Last year Tesla delivered a grand total of 367,000 cars. While that’s not a bad figure, both Toyota and Volkswagen delivered over 10 million. So despite Volkswagen delivering over 30 times as many cars as Tesla, Tesla is judged to be more valuable than Volkswagen. If that isn’t clear evidence of investors buying the promise of the future rather than current reality, what is?
Tesla’s stock has all the hallmarks of a late stage stock market bubble, and particularly a bubble like the dotcom bubble. Back then stock markets were full of companies that had grand hopes for the future, but that couldn’t make money to save their lives. Their stocks were inflated to ridiculous levels by investors fueled by easy money, but all the easy money in the world couldn’t turn those companies into good investments. Eventually most of them, like Pets.com, fell by the wayside.

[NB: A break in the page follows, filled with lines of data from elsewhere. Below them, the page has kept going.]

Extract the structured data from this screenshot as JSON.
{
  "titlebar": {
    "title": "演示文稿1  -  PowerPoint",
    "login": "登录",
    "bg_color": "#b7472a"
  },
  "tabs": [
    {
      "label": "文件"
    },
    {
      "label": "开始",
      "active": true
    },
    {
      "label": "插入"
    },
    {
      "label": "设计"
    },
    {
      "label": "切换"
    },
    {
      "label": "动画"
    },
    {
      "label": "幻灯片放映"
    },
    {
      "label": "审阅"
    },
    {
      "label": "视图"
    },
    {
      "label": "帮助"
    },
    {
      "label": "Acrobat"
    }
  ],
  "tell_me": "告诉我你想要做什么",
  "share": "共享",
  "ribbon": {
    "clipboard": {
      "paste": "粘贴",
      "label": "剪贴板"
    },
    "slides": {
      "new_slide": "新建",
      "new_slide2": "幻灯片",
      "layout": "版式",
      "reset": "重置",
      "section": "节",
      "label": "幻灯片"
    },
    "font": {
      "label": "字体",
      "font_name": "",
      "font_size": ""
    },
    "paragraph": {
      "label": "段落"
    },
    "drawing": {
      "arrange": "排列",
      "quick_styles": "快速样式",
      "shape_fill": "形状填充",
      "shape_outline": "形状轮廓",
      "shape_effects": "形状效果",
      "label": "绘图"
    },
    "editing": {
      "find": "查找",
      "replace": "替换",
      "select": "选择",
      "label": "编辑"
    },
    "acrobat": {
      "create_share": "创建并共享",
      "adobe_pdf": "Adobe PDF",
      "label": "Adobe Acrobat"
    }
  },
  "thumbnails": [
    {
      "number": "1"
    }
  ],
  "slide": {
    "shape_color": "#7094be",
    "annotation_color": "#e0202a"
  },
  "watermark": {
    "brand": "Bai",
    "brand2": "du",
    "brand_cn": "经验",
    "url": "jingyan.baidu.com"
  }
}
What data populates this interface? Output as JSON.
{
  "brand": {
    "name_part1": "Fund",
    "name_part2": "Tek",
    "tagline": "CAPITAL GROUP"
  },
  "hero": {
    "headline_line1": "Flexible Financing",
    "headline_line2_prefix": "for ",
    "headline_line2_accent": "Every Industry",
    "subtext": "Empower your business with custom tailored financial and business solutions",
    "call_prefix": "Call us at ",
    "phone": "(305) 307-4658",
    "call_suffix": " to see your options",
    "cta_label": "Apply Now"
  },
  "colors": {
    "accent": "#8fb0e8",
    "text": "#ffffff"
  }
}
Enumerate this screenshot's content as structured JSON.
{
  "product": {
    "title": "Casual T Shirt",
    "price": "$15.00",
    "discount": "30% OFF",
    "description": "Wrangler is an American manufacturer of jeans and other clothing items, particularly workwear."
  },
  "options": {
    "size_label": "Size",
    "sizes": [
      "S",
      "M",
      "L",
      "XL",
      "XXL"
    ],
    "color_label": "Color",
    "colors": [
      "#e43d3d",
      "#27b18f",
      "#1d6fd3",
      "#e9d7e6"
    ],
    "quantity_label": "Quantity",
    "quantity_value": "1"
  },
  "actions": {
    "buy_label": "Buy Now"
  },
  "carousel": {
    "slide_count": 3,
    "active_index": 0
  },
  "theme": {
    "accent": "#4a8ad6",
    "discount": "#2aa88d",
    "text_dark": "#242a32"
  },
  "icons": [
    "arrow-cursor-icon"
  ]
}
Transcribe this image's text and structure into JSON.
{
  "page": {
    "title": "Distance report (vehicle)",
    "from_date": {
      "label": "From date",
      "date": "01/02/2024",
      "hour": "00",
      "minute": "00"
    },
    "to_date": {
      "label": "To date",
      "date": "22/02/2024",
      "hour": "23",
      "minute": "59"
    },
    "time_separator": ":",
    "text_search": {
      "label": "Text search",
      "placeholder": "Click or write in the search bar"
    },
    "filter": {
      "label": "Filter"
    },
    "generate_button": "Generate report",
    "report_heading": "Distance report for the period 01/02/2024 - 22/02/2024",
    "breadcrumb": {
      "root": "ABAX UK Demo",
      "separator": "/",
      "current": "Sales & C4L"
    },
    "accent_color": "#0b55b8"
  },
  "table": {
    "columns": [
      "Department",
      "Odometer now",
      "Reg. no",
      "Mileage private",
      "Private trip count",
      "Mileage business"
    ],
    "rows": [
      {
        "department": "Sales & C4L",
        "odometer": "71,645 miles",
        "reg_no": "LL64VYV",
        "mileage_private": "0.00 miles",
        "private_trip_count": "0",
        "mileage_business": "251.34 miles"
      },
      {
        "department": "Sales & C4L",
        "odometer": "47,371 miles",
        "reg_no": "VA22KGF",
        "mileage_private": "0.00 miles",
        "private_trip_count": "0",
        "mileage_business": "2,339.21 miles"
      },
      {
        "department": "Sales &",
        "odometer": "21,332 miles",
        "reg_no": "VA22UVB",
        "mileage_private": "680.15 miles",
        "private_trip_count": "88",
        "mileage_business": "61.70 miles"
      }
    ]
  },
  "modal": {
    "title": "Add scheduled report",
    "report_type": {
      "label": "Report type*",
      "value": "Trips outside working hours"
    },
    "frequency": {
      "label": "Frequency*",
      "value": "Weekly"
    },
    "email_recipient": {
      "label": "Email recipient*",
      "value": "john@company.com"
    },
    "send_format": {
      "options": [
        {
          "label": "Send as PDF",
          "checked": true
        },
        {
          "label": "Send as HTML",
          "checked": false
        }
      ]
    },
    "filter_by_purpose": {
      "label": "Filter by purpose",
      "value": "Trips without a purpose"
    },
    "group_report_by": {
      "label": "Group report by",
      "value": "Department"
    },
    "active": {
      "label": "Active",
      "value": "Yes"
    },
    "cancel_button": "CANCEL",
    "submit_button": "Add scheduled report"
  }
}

What we’re seeing today is Dotcom 2.0, where disruptive technology companies such as Tesla, Facebook, and Uber have become the darlings of Wall Street. But when the rubber meets the road, the reality is that companies like Tesla have no business being valued as high as they are. And when Wall Street finally realizes that, millions of investors will lose their shirts.
Big stock market gains may look good now, but when reality sets in and prices come back down to earth, many investors who placed their faith in these tech companies will see their 401(k)s and retirement accounts absolutely decimated. That’s why it’s more important than ever to make sure that your retirement savings are protected against financial downturn. It’s no longer a matter of “if” stock markets will crash, but a matter of “when.” Are you prepared for when that finally happens?